Regular nibbles from the Bible. . .come for a bite, leave with an appetite



May these words of my mouth and this meditation of my heart be pleasing in your sight. (Psalm 19:14, MSG)

Friday, May 24, 2013

LIKE FATHER, NOT LIKE SON (1 Chronicles 22)

You are not the one to honor me by building a sanctuary--you've been responsible for too much killing, too much bloodshed. But you are going to have a son and he will be a quiet and peaceful man. (1 Chronicles 22:7-10)

David wanted to build a temple for God, but God said no, his son would build it instead.

Today's verses led me to think about how different David and Solomon were.  Oh, they had some major traits in common. They both had a heart for God, an almost unhealthy interest in women, and musical/writing ability.

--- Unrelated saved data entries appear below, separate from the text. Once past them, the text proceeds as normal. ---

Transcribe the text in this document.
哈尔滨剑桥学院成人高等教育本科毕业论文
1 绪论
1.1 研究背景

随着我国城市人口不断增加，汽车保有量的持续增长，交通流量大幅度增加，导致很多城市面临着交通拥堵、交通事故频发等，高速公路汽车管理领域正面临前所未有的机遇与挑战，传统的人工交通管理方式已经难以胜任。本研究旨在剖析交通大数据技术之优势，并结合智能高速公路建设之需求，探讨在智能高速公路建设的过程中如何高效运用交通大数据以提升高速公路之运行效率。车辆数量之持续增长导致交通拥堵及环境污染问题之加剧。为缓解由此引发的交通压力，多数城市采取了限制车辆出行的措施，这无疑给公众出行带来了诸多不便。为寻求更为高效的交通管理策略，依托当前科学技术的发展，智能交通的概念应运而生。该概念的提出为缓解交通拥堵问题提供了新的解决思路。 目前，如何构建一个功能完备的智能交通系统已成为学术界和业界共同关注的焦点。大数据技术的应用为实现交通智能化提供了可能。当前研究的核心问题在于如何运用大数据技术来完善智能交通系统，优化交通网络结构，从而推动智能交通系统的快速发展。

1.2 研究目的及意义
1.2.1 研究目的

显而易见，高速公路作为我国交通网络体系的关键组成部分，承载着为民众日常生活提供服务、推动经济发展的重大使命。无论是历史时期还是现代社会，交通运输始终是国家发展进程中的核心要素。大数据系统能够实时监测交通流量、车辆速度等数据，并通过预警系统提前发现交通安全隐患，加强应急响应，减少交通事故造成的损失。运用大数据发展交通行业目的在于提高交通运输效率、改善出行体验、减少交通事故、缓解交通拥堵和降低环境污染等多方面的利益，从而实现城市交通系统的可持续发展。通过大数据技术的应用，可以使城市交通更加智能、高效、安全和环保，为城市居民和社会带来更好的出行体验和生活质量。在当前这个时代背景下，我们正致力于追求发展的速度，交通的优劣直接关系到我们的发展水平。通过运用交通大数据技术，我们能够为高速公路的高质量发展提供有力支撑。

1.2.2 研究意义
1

David was a man of bloodshed, and Solomon lived in a time of peace. But the difference relies on more than military conflict. It's also a matter of their personalities.\\

David wore his heart on his sleeve. He danced before the Lord with abandon. He bought the threshing floor where the plague ended with his hand over his heart, "I won't offer something to God that cost me nothing." He grieved his son's death and his friend Jonathan's death deeply.  Whatever David felt, the kingdom knew--that included the times he went to war.

In that sense, Adonijah and Absalom were probably a lot more like David than Solomon ever was. Absalom was furious about what  happened to his sister and let it color his judgment. Perhaps David secretly favored Absalom as his favorite son, because he reminded David of himself. Adonijah had the gumption to make himself king when David was close to death.

While young Solomon waited, not acting--probably realizing the time wasn't right, like David when he was in the caves so many years before.

Instead God chose the son the least like David as the next king. Quiet, peaceful Solomon, the son who would rather negotiate a settlement than fight it ought, who could listen to all sides of an argument and come up with a solution that was fair and best for all. Part of his wisdom was supernaturally, God-enhanced. But by nature he was a lover and not a fighter.

And Solomon knew how to be tough. He followed through on his father's final wishes to get rid of threats. When his son become king, people complained to him on the high taxes and work force required by Solomon. But he didn't usually do the dirty deeds himself.

Of course God's choice of Solomon as king shows His mercy--as He included Tamar and Rahab in Jesus's ancestry, now Bathsheba joins those other shady women. God chose the offspring of the union between David and his one-time-mistress-now-wife as a king.

God chose two wildly different men as the kings of Israel's golden age. Both leaders, both committed to God--but very different.

News flash: God doesn't use a single type of individual to lead or for any needed tasks. Certainly He calls a wide variety of people to write!.

Question: Are you  more of a David or a Solomon? Or someone else?